- Born: Shankar Govindrao Diwakar 18 January 1889 Pune, Bombay Presidency, British India
- Died: 1 October 1931 (aged 42) Pune, India
- Other names: Diwakar, Shankar Kashinath Garge
- Education: School Final, 1908
- Occupations: Clerk, teacher at Nutan Marathi Vidyalaya 1915–1931, writer. researcher
- Known for: Natyachhata, a kind of dramatic monologues

= Natyachhatakar Diwakar =

Marathi writer

Shankar Kashinath Garge more popularly known as Natyachhatakar Diwakar (18 January 1889 - 1 October 1931) was a Marathi writer whose mastery of the Natyachhata, a kind of dramatic monologue made him the only major Marathi writer to have used this literary form very successfully. He was born in Pune, Bombay Presidency.

== Career ==
He also wrote plays, short stories. He was particularly influenced by the writings of Robert Browning, William Wordsworth, William Shakespeare.

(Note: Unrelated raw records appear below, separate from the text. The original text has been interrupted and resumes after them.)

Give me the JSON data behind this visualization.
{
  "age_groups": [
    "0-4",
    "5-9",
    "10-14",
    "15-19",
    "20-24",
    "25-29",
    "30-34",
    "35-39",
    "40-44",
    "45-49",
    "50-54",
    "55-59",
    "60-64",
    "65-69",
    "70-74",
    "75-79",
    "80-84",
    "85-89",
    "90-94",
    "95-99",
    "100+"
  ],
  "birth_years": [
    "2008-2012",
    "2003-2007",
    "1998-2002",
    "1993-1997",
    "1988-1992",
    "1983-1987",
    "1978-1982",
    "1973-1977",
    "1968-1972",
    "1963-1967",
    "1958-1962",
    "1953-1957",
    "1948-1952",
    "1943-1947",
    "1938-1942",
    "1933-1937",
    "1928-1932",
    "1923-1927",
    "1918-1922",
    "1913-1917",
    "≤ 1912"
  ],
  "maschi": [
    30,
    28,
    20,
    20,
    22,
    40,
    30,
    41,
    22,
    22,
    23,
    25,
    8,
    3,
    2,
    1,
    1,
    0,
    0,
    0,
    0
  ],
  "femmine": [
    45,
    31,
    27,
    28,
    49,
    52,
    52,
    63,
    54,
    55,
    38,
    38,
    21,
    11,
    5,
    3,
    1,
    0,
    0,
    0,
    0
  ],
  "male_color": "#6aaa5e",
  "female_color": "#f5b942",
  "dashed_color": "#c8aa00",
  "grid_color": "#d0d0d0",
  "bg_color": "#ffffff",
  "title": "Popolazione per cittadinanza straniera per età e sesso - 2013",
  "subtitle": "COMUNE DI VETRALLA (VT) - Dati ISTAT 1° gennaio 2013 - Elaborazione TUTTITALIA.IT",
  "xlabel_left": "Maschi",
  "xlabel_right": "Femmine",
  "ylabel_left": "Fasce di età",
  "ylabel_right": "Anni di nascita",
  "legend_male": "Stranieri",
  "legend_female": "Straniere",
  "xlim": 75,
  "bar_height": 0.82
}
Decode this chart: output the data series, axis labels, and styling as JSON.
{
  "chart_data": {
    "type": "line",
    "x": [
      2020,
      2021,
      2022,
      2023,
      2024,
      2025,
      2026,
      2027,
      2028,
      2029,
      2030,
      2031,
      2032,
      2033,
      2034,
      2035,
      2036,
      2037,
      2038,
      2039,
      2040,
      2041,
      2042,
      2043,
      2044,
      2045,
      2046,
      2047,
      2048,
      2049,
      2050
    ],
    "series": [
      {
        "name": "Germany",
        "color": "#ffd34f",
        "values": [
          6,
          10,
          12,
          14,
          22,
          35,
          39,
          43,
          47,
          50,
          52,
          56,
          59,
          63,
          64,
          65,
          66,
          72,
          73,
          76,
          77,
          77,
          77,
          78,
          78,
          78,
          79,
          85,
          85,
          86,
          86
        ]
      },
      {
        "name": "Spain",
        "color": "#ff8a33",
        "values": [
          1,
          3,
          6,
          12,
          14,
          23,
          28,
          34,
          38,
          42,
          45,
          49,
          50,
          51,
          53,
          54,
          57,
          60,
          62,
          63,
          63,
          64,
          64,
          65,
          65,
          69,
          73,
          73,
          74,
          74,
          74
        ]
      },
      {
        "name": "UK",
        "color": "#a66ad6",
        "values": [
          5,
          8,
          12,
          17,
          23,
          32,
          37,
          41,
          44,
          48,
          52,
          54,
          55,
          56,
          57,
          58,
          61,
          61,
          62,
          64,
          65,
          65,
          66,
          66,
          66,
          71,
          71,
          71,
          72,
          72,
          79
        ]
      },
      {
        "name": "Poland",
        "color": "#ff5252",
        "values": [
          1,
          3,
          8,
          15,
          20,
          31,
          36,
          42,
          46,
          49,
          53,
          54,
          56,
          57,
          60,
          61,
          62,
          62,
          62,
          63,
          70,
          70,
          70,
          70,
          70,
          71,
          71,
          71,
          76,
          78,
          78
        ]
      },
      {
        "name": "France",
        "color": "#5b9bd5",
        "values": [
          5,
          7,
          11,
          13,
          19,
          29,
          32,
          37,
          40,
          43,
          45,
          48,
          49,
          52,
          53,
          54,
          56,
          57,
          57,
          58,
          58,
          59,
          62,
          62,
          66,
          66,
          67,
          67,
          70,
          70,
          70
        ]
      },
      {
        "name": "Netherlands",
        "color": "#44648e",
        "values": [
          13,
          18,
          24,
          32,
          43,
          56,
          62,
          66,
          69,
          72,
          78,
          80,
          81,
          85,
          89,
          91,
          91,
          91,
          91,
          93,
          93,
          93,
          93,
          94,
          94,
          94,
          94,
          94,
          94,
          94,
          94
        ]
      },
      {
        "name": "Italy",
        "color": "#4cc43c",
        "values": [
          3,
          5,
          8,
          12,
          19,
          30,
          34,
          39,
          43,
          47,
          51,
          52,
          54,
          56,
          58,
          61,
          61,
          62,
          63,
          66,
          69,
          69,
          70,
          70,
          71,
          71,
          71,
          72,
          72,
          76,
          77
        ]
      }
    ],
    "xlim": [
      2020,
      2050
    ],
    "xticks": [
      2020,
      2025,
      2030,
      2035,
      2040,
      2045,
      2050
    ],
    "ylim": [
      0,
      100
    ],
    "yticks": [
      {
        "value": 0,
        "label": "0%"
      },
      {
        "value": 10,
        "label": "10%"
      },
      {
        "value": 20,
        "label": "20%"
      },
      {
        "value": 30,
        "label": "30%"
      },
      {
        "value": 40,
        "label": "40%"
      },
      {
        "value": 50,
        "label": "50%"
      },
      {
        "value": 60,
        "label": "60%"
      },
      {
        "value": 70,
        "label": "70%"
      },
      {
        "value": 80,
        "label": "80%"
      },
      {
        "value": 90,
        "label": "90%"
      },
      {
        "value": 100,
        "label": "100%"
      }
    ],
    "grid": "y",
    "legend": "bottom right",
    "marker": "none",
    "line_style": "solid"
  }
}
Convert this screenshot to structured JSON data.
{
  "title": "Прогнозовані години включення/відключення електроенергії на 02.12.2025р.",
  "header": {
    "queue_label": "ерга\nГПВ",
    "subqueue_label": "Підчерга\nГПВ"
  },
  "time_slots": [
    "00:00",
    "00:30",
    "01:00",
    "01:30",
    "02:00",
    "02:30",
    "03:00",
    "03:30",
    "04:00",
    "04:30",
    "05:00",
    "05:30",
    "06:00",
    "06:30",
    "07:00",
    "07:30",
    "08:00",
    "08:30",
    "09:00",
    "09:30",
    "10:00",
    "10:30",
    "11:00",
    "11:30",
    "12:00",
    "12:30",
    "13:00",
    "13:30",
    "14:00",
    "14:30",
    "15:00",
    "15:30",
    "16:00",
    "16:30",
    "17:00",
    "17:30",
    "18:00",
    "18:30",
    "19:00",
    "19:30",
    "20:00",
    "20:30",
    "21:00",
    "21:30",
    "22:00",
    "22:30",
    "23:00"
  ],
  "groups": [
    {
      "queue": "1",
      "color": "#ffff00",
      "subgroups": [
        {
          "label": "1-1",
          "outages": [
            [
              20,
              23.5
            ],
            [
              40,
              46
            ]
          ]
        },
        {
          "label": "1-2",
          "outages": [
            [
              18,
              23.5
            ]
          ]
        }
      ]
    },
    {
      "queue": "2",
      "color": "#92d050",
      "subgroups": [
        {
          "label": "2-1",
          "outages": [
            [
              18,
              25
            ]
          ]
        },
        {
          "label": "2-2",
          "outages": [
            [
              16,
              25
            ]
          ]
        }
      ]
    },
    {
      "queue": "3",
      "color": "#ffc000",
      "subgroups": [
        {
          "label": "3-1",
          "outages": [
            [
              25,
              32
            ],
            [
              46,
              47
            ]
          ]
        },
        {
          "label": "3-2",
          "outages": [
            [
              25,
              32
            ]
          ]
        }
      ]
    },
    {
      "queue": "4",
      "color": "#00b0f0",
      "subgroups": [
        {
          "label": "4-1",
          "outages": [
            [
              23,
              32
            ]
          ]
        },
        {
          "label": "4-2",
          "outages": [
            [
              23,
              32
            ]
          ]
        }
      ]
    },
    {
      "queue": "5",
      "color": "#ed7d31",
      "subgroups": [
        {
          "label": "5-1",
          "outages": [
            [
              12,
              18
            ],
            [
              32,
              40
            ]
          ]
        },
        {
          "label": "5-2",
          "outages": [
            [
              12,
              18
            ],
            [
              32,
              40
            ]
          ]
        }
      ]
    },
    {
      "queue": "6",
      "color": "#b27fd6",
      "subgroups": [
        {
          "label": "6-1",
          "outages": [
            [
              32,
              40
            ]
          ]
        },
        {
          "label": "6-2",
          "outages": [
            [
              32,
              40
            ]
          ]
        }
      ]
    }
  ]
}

He did pioneering work in researching poems of a leading modern Marathi poet Keshavasuta.

He was a favourite writer of a few leading Marathi writers like Durga Bhagwat, Vijay Tendulkar, Sadanand Rege.

Ms. Bhagwat praises him in a book based on her long interviews. Mr. Tendulkar edited a book of Diwakar's Natyachhata's.